The two women — a mother in her 90s and a daughter in her 70s — had no food and no electricity. Each month, they alternated what they spent their small amount of money on: One month it would be medicine, the next it would be food and bills.
“They were struggling horrifically,” Hudson recalled. “They had to cut their medications. They were doing the things that seniors often do to try to make up the financial difference.”
In his 10 years as a Florida police officer, Hudson had witnessed countless senior citizens in tragic circumstances. But this was the last straw for him.
“I’d had enough,” he said. “And I realized that something had to be done. And that’s when I started to conceptualize the Seniors Intervention Group.”
Since 2009, Hudson’s group has tended to the basic needs of nearly 1,000 seniors in Seminole County, Florida.
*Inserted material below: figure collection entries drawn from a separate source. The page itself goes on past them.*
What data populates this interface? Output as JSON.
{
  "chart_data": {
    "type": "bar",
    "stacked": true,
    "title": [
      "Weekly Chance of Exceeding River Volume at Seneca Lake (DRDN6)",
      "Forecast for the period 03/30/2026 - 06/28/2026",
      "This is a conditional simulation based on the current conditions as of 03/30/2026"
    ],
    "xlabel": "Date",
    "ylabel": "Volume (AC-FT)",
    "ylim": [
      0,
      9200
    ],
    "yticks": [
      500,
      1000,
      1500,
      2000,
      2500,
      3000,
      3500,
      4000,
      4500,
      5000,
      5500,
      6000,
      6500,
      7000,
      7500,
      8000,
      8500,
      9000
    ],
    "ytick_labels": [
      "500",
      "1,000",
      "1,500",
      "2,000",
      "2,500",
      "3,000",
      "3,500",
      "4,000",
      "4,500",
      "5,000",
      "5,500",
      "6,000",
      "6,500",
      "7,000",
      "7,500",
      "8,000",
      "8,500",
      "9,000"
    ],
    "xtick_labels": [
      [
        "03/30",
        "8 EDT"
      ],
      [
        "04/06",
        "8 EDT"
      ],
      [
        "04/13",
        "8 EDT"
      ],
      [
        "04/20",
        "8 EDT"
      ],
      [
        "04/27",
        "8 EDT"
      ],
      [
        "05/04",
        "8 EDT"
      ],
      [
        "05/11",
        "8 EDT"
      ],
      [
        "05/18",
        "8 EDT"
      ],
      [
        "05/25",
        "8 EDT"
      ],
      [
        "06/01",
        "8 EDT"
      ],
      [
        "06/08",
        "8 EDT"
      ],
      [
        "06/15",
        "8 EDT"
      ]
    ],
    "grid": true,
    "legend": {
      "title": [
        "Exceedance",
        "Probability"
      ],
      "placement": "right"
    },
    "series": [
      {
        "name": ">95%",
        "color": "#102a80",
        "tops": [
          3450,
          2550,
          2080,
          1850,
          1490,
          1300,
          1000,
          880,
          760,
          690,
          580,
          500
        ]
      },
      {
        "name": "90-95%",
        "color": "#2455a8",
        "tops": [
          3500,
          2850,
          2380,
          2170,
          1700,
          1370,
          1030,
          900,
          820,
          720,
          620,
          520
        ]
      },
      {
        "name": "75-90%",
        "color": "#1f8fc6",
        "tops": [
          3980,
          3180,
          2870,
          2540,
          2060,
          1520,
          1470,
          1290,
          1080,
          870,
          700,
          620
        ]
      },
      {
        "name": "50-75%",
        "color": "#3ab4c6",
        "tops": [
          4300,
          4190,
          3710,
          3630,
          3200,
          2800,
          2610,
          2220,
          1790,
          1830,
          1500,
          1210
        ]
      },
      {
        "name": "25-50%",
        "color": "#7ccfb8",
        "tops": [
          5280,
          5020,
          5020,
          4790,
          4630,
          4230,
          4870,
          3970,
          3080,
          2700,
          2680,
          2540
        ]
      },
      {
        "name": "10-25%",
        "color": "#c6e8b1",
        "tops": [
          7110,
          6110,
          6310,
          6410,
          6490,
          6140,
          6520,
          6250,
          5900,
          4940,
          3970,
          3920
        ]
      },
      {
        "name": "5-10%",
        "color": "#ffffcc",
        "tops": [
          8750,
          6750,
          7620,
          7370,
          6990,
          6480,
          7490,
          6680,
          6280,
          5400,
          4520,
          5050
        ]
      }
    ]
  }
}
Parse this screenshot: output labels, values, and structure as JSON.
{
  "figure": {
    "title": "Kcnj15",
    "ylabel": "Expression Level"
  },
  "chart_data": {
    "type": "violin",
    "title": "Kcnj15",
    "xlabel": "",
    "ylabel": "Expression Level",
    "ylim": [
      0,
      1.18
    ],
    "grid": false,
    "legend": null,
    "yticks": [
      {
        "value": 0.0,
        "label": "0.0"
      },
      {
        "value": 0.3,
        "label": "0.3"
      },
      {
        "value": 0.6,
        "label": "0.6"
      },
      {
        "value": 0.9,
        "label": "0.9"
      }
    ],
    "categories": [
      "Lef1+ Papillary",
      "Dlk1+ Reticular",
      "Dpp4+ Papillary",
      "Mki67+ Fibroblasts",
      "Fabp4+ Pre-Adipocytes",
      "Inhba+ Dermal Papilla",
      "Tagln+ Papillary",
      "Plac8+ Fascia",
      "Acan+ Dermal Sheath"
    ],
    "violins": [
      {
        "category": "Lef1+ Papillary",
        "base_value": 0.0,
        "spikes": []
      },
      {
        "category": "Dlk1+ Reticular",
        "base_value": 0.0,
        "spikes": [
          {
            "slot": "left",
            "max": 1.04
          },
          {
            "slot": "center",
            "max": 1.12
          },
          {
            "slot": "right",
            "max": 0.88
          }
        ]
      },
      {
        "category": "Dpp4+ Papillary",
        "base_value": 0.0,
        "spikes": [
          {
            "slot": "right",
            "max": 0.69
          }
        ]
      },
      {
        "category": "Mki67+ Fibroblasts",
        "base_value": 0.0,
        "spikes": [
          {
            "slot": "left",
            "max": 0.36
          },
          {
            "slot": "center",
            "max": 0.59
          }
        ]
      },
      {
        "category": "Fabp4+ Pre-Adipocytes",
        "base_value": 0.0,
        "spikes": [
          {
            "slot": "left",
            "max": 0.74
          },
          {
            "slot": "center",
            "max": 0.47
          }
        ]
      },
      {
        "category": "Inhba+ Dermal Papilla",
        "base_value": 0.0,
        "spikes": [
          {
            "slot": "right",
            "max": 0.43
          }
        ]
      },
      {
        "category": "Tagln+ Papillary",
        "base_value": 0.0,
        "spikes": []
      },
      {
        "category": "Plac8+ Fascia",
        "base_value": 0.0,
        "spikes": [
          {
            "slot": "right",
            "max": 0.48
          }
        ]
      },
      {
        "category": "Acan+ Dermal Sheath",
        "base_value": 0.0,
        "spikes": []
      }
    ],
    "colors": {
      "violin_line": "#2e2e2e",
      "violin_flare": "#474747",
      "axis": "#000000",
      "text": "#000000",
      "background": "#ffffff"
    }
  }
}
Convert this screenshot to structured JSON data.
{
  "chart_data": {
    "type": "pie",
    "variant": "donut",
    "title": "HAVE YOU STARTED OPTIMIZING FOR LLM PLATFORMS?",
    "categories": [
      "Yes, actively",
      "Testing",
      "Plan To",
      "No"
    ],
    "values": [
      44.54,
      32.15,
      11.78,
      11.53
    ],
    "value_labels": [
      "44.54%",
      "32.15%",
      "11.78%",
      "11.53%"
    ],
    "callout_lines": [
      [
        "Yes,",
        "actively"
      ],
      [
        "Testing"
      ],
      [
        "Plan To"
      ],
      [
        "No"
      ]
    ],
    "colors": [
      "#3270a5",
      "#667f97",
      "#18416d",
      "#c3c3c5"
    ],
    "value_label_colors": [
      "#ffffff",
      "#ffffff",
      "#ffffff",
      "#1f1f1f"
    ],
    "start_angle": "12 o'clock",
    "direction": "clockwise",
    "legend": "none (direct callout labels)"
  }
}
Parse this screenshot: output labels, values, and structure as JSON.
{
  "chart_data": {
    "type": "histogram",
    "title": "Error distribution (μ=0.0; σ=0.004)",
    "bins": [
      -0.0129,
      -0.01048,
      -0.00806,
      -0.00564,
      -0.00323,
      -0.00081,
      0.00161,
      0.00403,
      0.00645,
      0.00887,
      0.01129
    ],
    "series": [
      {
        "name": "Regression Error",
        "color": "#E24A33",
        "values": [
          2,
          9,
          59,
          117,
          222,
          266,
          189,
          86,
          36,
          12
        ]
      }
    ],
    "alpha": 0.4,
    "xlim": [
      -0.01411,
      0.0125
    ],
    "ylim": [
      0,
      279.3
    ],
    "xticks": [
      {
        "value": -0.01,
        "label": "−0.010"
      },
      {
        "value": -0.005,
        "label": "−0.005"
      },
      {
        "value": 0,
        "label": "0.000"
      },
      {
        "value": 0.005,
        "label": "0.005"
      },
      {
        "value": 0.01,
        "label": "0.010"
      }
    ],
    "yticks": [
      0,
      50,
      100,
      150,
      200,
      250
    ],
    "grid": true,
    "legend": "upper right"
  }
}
With the help of hundreds of local volunteers, seniors are provided with essential assistance such as food, money, transportation, vehicle maintenance and help around the house.
“If you’re 80 years old and you have to get up on a footstool to change your light bulb and you fall, it could kill you,” said Hudson, 40. “When it’s 100 degrees outside and you’re faced with either doing your yard or being fined, and you can’t pay somebody to do it, what do you do? Well, you get out there and do it and suck it up, right?
“But sucking it up killed this (one) gentleman. A very kind elderly man walked outside to do his yard, and he didn’t survive. And that’s happening all the time.”
Hudson said seniors facing diminished income in a difficult economy often have to make life-and-death choices for where and how to spend their money. For example, a light bulb that illuminates a doorway — or a repair to a front door — might easily fall below food and medicine on a senior’s list of priorities and make them more vulnerable to crime.